Black women have historically occupied a unique position, existing in multiple worlds, manipulating multiple technologies, and maximizing their resources for survival in a system created to keep them from thriving. I present a case for the unique development of black women’s relationship with technology by analyzing historical texts that explore the creation of black womanhood in contrast to white womanhood and black manhood in early colonial and antebellum periods in the U.S. This study of Black feminist discourse online situates current practices in the context of historical use and mastery of communicative technology by the black community broadly and black women more specifically. By tracing the history of black feminist thinkers in relationship to technology we move from a deficiency model of black women’s use of technology to recognizing their digital skills and internet use as part of a long developed expertise.
Notes from the Talk
In early work on Internet studies, research addressing people of color focused solely on lack of access to technology. However, scholars such as André Brock and Anna Everett have pointed out that many Black users operated in unrecognized spaces online, and were therefore rendered invisible in much early new media work. Since then, scholars have attempted to be more inclusive, but research often still assumes a homogenous group of Black internet users or focuses on Black men as the default.

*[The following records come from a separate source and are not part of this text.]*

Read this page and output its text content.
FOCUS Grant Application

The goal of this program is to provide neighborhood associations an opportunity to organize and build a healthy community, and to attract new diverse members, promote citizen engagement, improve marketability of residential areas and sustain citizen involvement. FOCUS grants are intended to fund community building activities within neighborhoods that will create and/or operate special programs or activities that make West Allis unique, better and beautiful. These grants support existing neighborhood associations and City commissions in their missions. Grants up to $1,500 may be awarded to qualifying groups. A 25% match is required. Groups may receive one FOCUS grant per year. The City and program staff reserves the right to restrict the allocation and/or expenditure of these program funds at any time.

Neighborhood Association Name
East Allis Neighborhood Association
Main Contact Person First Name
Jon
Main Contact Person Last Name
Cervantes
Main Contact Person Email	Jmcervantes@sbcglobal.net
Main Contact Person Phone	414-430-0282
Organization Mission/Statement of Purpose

In response, in her work, Dr. Catherine Knight Steele foregrounds the principles, practices, and products of Black feminists online. During her talk, Steele argued that, “the use of online technology by Black feminist thinkers has changed not only the outcome of Black feminist writing, but also has changed the technologies themselves.” Because of the history of systemic racism, Black women have had to develop “unique communicative and technological capacities” in order to survive. Steele therefore described Black feminist discourse online as a “natural outgrowth of a particular set of skills and obstacles acquired over time.” For example, she pointed out that Black women have not been swayed by bots, propaganda, or fake news in ways that other social groups have. Steele situated this fact in a longer history of “wisdom, labor, and ingenuity,” regarding Black women’s decision making for the greater good. She suggests that progressive thinkers should recognize this legacy and value Black women’s decision-making processes and social media expertise.

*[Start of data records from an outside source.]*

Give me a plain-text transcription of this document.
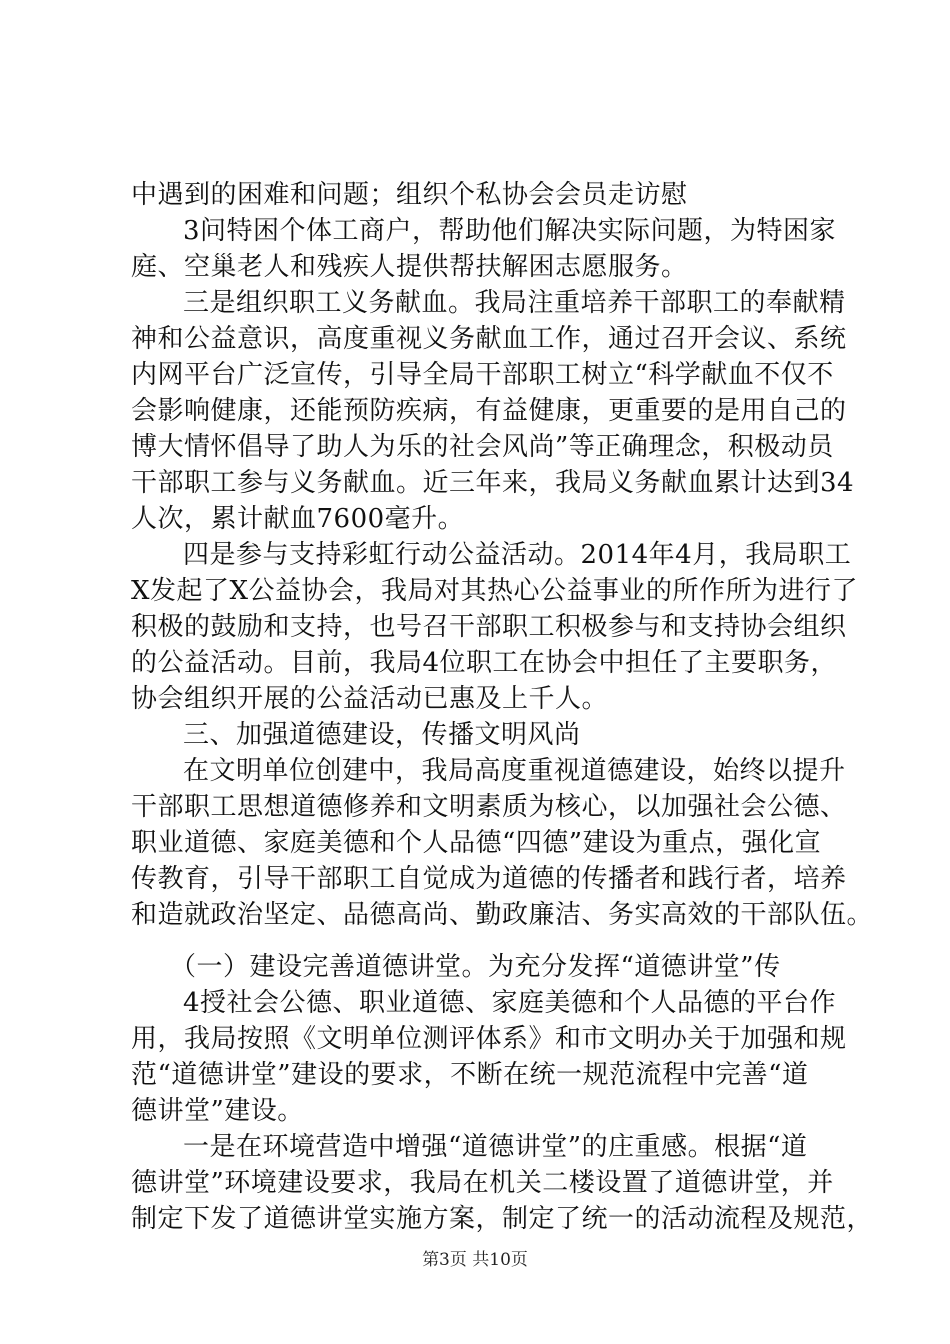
中遇到的困难和问题；组织个私协会会员走访慰
3问特困个体工商户，帮助他们解决实际问题，为特困家
庭、空巢老人和残疾人提供帮扶解困志愿服务。
三是组织职工义务献血。我局注重培养干部职工的奉献精
神和公益意识，高度重视义务献血工作，通过召开会议、系统
内网平台广泛宣传，引导全局干部职工树立“科学献血不仅不
会影响健康，还能预防疾病，有益健康，更重要的是用自己的
博大情怀倡导了助人为乐的社会风尚”等正确理念，积极动员
干部职工参与义务献血。近三年来，我局义务献血累计达到34
人次，累计献血7600毫升。
四是参与支持彩虹行动公益活动。2014年4月，我局职工
X发起了X公益协会，我局对其热心公益事业的所作所为进行了
积极的鼓励和支持，也号召干部职工积极参与和支持协会组织
的公益活动。目前，我局4位职工在协会中担任了主要职务，
协会组织开展的公益活动已惠及上千人。
三、加强道德建设，传播文明风尚
在文明单位创建中，我局高度重视道德建设，始终以提升
干部职工思想道德修养和文明素质为核心，以加强社会公德、
职业道德、家庭美德和个人品德“四德”建设为重点，强化宣
传教育，引导干部职工自觉成为道德的传播者和践行者，培养
和造就政治坚定、品德高尚、勤政廉洁、务实高效的干部队伍。
（一）建设完善道德讲堂。为充分发挥“道德讲堂”传
4授社会公德、职业道德、家庭美德和个人品德的平台作
用，我局按照《文明单位测评体系》和市文明办关于加强和规
范“道德讲堂”建设的要求，不断在统一规范流程中完善“道
德讲堂”建设。
一是在环境营造中增强“道德讲堂”的庄重感。根据“道
德讲堂”环境建设要求，我局在机关二楼设置了道德讲堂，并
制定下发了道德讲堂实施方案，制定了统一的活动流程及规范，
第3页 共10页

Three frameworks guide Steele’s research: intersectionality and the matrix of domination; Black technophilia; and hip-hop feminism. Influenced by these frameworks, Steele has developed a theory of Black digital feminist discourse. She suggests that this discourse: “prioritizes agency, reclaims the right to self-identity, has complicated allegiances, centralizes non-gender binary spaces, and is informed by a dialectic of self and community interests.” Furthermore, in the Black feminist digital space, Steele sees the conflation of public and private identities, and a complex relationship to capitalism. By performing critical technocultural discourse analysis of Black feminism online, Steele hopes to highlight the revolutionary potential of black feminist practice and principles.
notes by Donica O'Malley
Catherine Knight Steele is an Assistant Professor of Communication at the University of Maryland - College Park and the Director of the Andrew W. Mellon funded African American Digital Humanities Initiative (AADHum). As the director of the AADHum, Dr. Steele works to foster a new generation of scholars and scholarship at the intersection of African American Studies and Digital Humanities and Digital Studies. She earned her Ph.D. in Communication from the University of Illinois at Chicago. Her research focuses on race, gender, and media with a specific focus on African American culture and discourse in traditional and new media. She examines representations of marginalized communities in the media and how traditionally marginalized populations resist oppression and utilize online technology to create spaces of community. Dr. Steele has published in new media journals such as Social Media & Society and Television & New Media; and the edited volumes Intersectional Internet (Ed. S. Noble & B. Tynes) and the upcoming edited collection A Networked Self: Birth, Life, Death (Ed. Z. Papacharissi). She is currently working on a book manuscript about Digital Black Feminism.